ADR 0017: Story Bundle Binary Format¶
Status¶
Accepted
Problem¶
Story analysis artifacts are currently exchanged as separate JSON payloads. That is easy to inspect but inefficient for sharing full analysis sessions (document, timeline, themes, arcs, confidence data, and graph export).
We need one portable bundle artifact with strong integrity checks and stable versioning, without adding external runtime dependencies.
Non-goals¶
- Replacing database persistence with bundle files.
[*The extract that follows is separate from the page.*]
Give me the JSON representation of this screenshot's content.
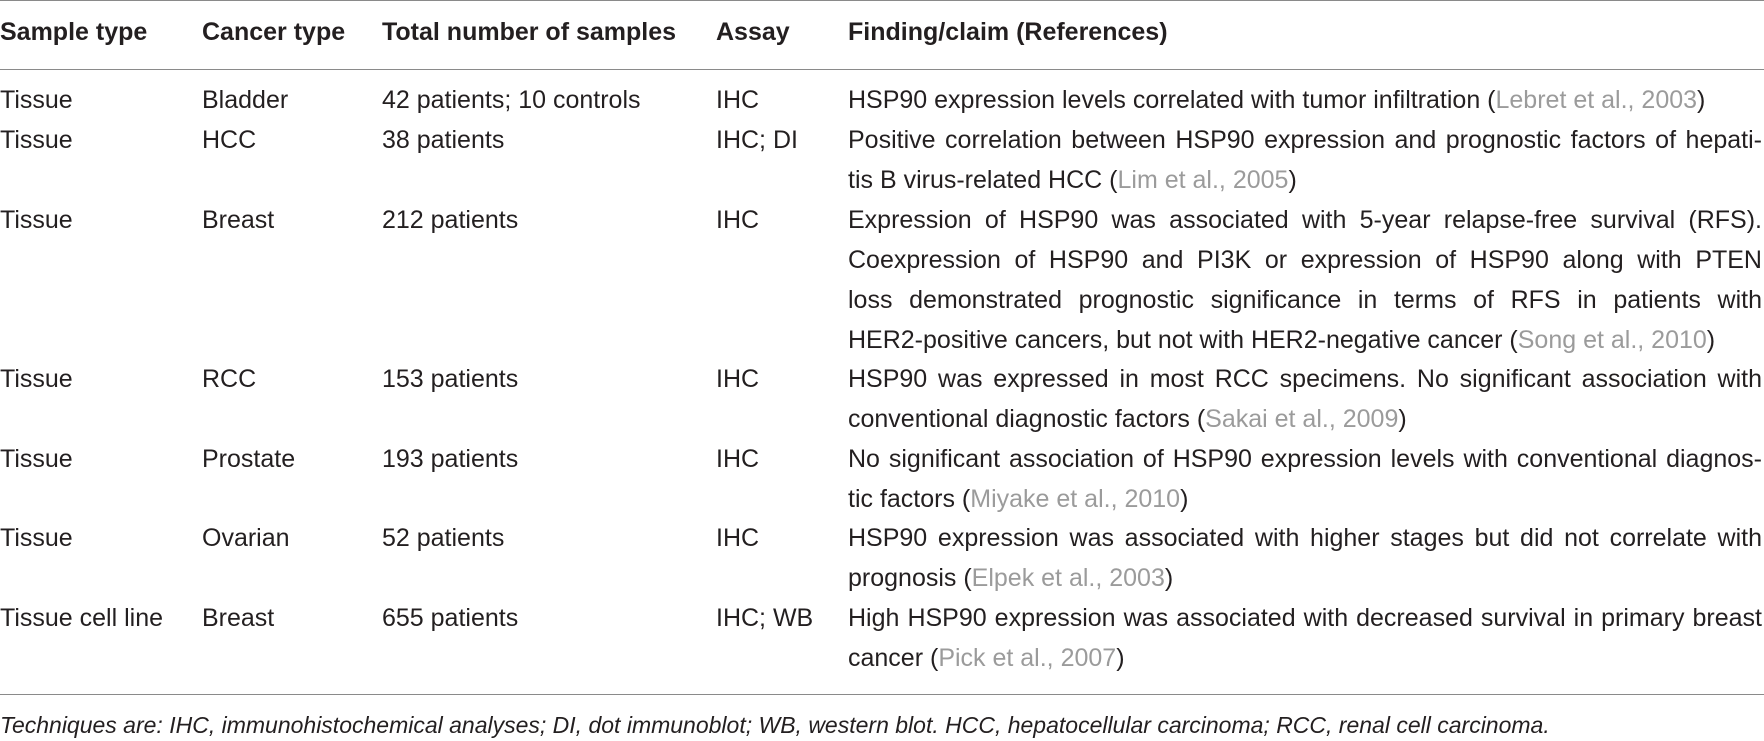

- Encrypting bundle payloads in v1.
- Backward compatibility across major bundle schema versions.
Decision¶
Introduce a custom .sgb binary container (story_bundle.v1) with:
- fixed header (
magic,format_version, manifest length, payload length) - UTF-8 JSON manifest describing records and offsets
- zlib-compressed payload block containing concatenated artifact records
- fixed trailer with SHA-256 digests for manifest and compressed payload
- per-record SHA-256 checksums in manifest
Public API¶
Python core surface:
pack_story_analysis_bundle(...) -> bytesunpack_story_analysis_bundle(...) -> UnpackedStoryAnalysisBundle
File extension for shared artifacts:
.sgb
Invariants¶
- Bundle magic remains
SGBN. - Manifest and payload checksums are validated before decode.
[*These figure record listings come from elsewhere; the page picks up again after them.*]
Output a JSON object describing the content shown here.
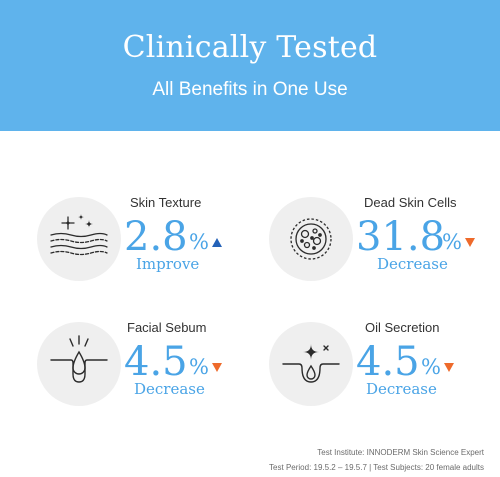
{
  "header": {
    "title": "Clinically Tested",
    "subtitle": "All Benefits in One Use"
  },
  "colors": {
    "banner": "#5fb3ec",
    "value": "#4aa4e6",
    "arrow_up": "#2462b8",
    "arrow_down": "#ee6a2b",
    "icon_disc": "#efefef"
  },
  "stats": [
    {
      "label": "Skin Texture",
      "value": "2.8",
      "unit": "%",
      "effect": "Improve",
      "direction": "up",
      "icon": "sparkle-texture-icon"
    },
    {
      "label": "Dead Skin Cells",
      "value": "31.8",
      "unit": "%",
      "effect": "Decrease",
      "direction": "down",
      "icon": "skin-cell-icon"
    },
    {
      "label": "Facial Sebum",
      "value": "4.5",
      "unit": "%",
      "effect": "Decrease",
      "direction": "down",
      "icon": "sebum-drop-icon"
    },
    {
      "label": "Oil Secretion",
      "value": "4.5",
      "unit": "%",
      "effect": "Decrease",
      "direction": "down",
      "icon": "oil-pore-icon"
    }
  ],
  "footer": {
    "institute": "Test Institute: INNODERM Skin Science Expert",
    "period": "Test Period: 19.5.2 – 19.5.7 | Test Subjects: 20 female adults"
  }
}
- Record offsets are contiguous and fully consume payload.
story_analysis.v1content remains unchanged inside record payloads.
Test plan¶
- Round-trip bundle encode/decode for real analysis output.
- Deterministic bytes for fixed input + fixed timestamp.
- Failure tests for invalid magic and corrupted payload digest.
- Full repository quality gates remain green.